Autoradiograms showing the supressed expression of anxiety and synaptic plasticity-related genes in the brains of germ-free mice (right) compared with wild-type mice (left).
© 2011 R. D. Heijtz, S. Petersson
Microbes in the gut can influence their mammal hosts in far-reaching ways, even affecting brain development in newborn mammals and subsequent adult behavior. Martin Hibberd, Sven Pettersson and co-workers at the A*STAR Genome Institute of Singapore and Karolinska Institutet in Switzerland have now shown that gut microorganisms impact motor activity and anxiety behavior by affecting the development of nerve connections. Their findings have implications for the causes and treatment of a range of conditions, including mental illness.
Any environmental influence on early development can have a profound effect on the resulting adult organism. Previous studies have shown that the wide diversity of microorganisms adapted to live in the mammal gut has an impact not only on the digestive system, but also on the function of the liver, as well as the development of nearby blood vessels and of the immune system. With respect to the brain, microbes are suspected to have an association with common developmental disorders that lead to autism and schizophrenia.
Hibberd, Pettersson and their co-workers decided to check if the normal microbes of the gut exert any impact on the development of the brain. They did so by comparing the exploratory activity and anxiety behavior of germ-free (GF) mice—mice raised in an ultraclean environment devoid of germs—with the behavior of normal healthy mice, known as specific pathogen free (SPF) mice, carrying a typical load of gut microbes.

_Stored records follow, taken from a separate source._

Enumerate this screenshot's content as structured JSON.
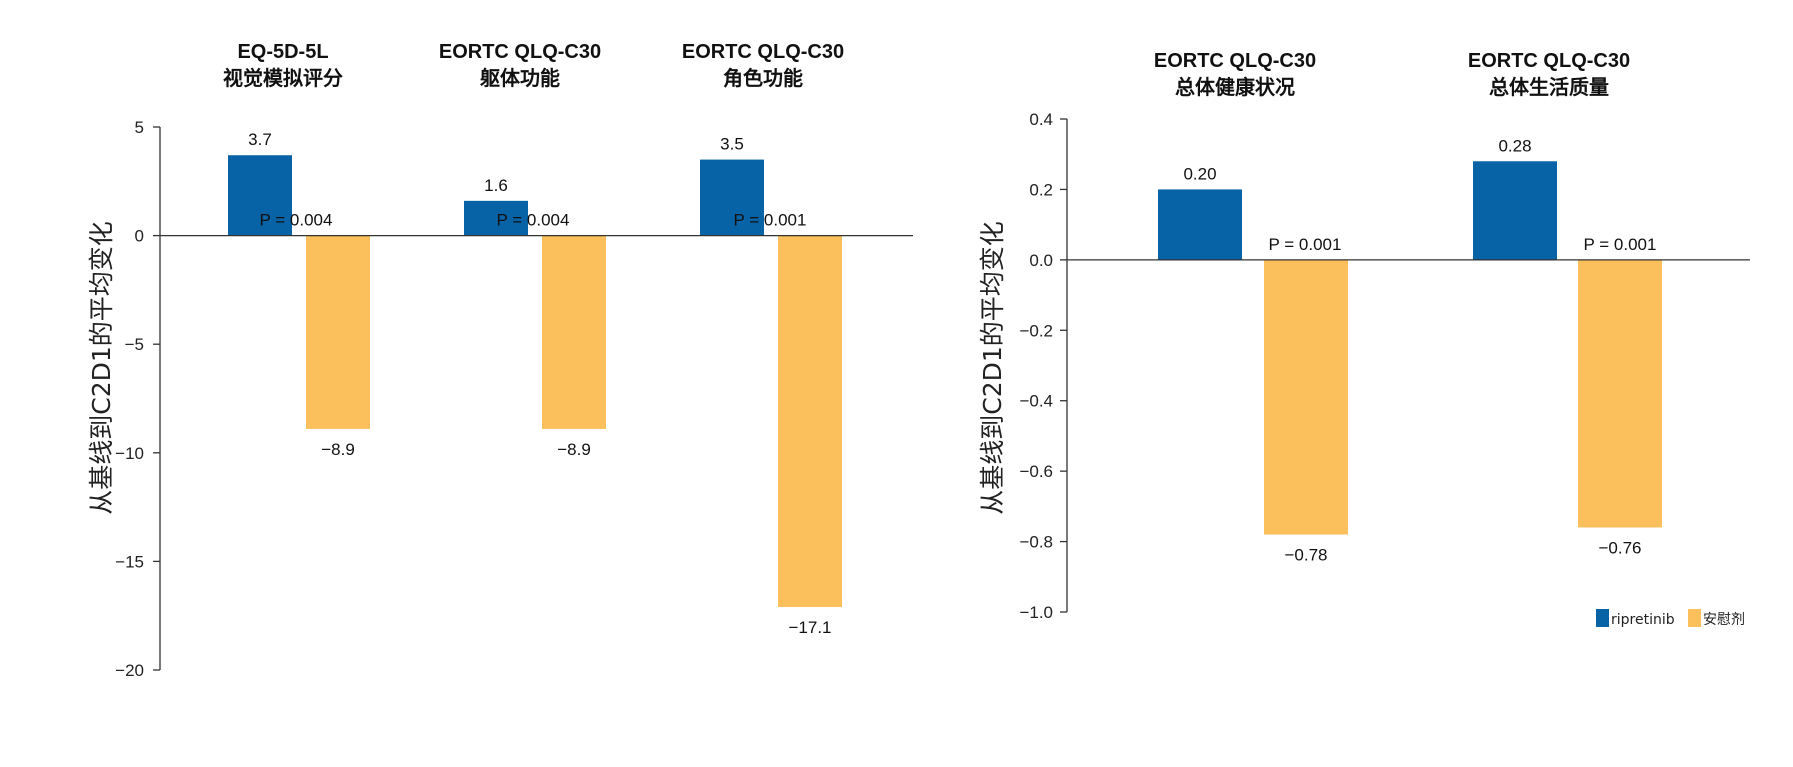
{
  "colors": {
    "ripretinib": "#0763a6",
    "placebo": "#fbc05c",
    "axis": "#333333"
  },
  "chart_data": [
    {
      "type": "bar",
      "ylabel": "从基线到C2D1的平均变化",
      "ylim": [
        -20,
        5
      ],
      "yticks": [
        "5",
        "0",
        "−5",
        "−10",
        "−15",
        "−20"
      ],
      "ytick_values": [
        5,
        0,
        -5,
        -10,
        -15,
        -20
      ],
      "groups": [
        {
          "title1": "EQ-5D-5L",
          "title2": "视觉模拟评分",
          "values": [
            3.7,
            -8.9
          ],
          "labels": [
            "3.7",
            "−8.9"
          ],
          "p": "P = 0.004"
        },
        {
          "title1": "EORTC QLQ-C30",
          "title2": "躯体功能",
          "values": [
            1.6,
            -8.9
          ],
          "labels": [
            "1.6",
            "−8.9"
          ],
          "p": "P = 0.004"
        },
        {
          "title1": "EORTC QLQ-C30",
          "title2": "角色功能",
          "values": [
            3.5,
            -17.1
          ],
          "labels": [
            "3.5",
            "−17.1"
          ],
          "p": "P = 0.001"
        }
      ]
    },
    {
      "type": "bar",
      "ylabel": "从基线到C2D1的平均变化",
      "ylim": [
        -1.0,
        0.4
      ],
      "yticks": [
        "0.4",
        "0.2",
        "0.0",
        "−0.2",
        "−0.4",
        "−0.6",
        "−0.8",
        "−1.0"
      ],
      "ytick_values": [
        0.4,
        0.2,
        0.0,
        -0.2,
        -0.4,
        -0.6,
        -0.8,
        -1.0
      ],
      "groups": [
        {
          "title1": "EORTC QLQ-C30",
          "title2": "总体健康状况",
          "values": [
            0.2,
            -0.78
          ],
          "labels": [
            "0.20",
            "−0.78"
          ],
          "p": "P = 0.001"
        },
        {
          "title1": "EORTC QLQ-C30",
          "title2": "总体生活质量",
          "values": [
            0.28,
            -0.76
          ],
          "labels": [
            "0.28",
            "−0.76"
          ],
          "p": "P = 0.001"
        }
      ],
      "legend": [
        {
          "label": "ripretinib",
          "color": "#0763a6"
        },
        {
          "label": "安慰剂",
          "color": "#fbc05c"
        }
      ]
    }
  ]
}
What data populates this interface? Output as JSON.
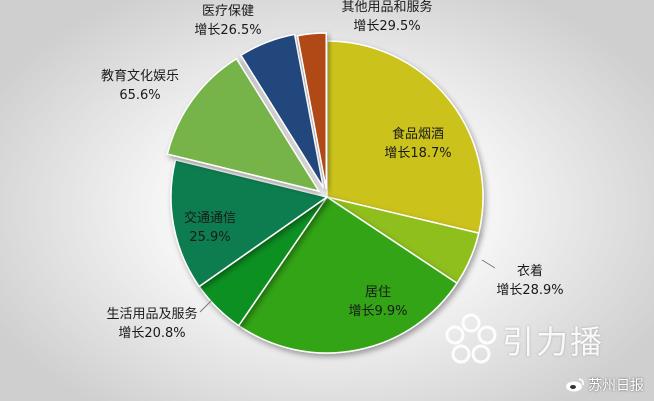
{
  "chart_data": {
    "type": "pie",
    "title": "",
    "slices": [
      {
        "name": "食品烟酒",
        "label": "增长18.7%",
        "value": 28.2,
        "color": "#cbc21a"
      },
      {
        "name": "衣着",
        "label": "增长28.9%",
        "value": 5.5,
        "color": "#8fbf1e"
      },
      {
        "name": "居住",
        "label": "增长9.9%",
        "value": 24.8,
        "color": "#33a413"
      },
      {
        "name": "生活用品及服务",
        "label": "增长20.8%",
        "value": 5.6,
        "color": "#0f9020"
      },
      {
        "name": "交通通信",
        "label": "25.9%",
        "value": 13.3,
        "color": "#0f7d50"
      },
      {
        "name": "教育文化娱乐",
        "label": "65.6%",
        "value": 12.1,
        "color": "#76b349"
      },
      {
        "name": "医疗保健",
        "label": "增长26.5%",
        "value": 5.8,
        "color": "#23467d"
      },
      {
        "name": "其他用品和服务",
        "label": "增长29.5%",
        "value": 2.9,
        "color": "#b14a12"
      }
    ]
  },
  "watermark": {
    "brand": "引力播",
    "source": "苏州日报"
  }
}
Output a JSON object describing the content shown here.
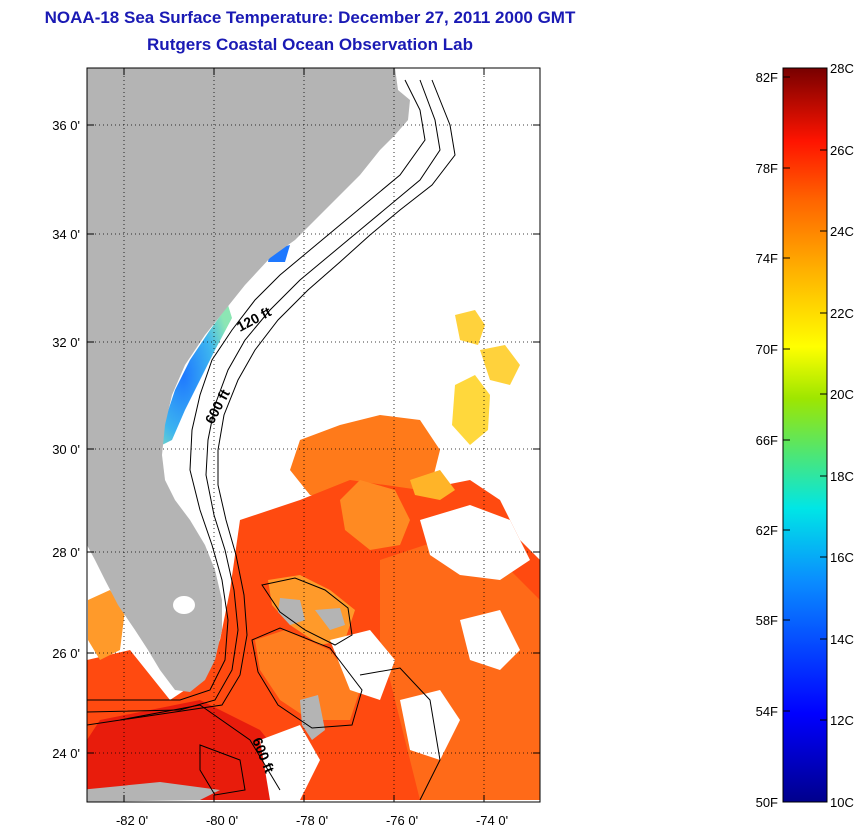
{
  "title": "NOAA-18 Sea Surface Temperature:  December 27, 2011 2000 GMT",
  "subtitle": "Rutgers Coastal Ocean Observation Lab",
  "map": {
    "lon_ticks": [
      "-82 0'",
      "-80 0'",
      "-78 0'",
      "-76 0'",
      "-74 0'"
    ],
    "lat_ticks": [
      "36 0'",
      "34 0'",
      "32 0'",
      "30 0'",
      "28 0'",
      "26 0'",
      "24 0'"
    ],
    "contour_labels": [
      "120 ft",
      "600 ft",
      "600 ft"
    ],
    "land_color": "#b4b4b4"
  },
  "colorbar": {
    "fahrenheit_labels": [
      "82F",
      "78F",
      "74F",
      "70F",
      "66F",
      "62F",
      "58F",
      "54F",
      "50F"
    ],
    "celsius_labels": [
      "28C",
      "26C",
      "24C",
      "22C",
      "20C",
      "18C",
      "16C",
      "14C",
      "12C",
      "10C"
    ],
    "range_c": [
      10,
      28
    ],
    "range_f": [
      50,
      82
    ]
  }
}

They also tested a third group—GF mice exposed to gut microbes early in life.
The researchers found that when placed in a novel environment, in this case an open-field activity box, GF mice moved around, reared and explored the central area significantly more than SPF mice. And in a box with light and dark areas, the GF mice spent significantly more time in the light. The GF mice with gut microbes behaved in a similar way to SPF mice.
The researchers then studied gene activity and levels of compounds specifically associated with the formation of nerve connections or synapses in the part of the forebrain known as the striatum. There were significant differences between the mice with gut microorganisms and those without (see image). Overall the researchers concluded that the colonization of the gut by microbes affects the development of the nerve circuits involved in the control of motor activity and anxiety behavior.
“Understanding the close environmental interaction between bacteria and mammals may illuminate its role in several diseases,” says Hibberd. “And those conditions may become amenable to treatment by altering gut bacteria.”
The A*STAR-affiliated researchers contributing to this research are from the Genome Institute of Singapore.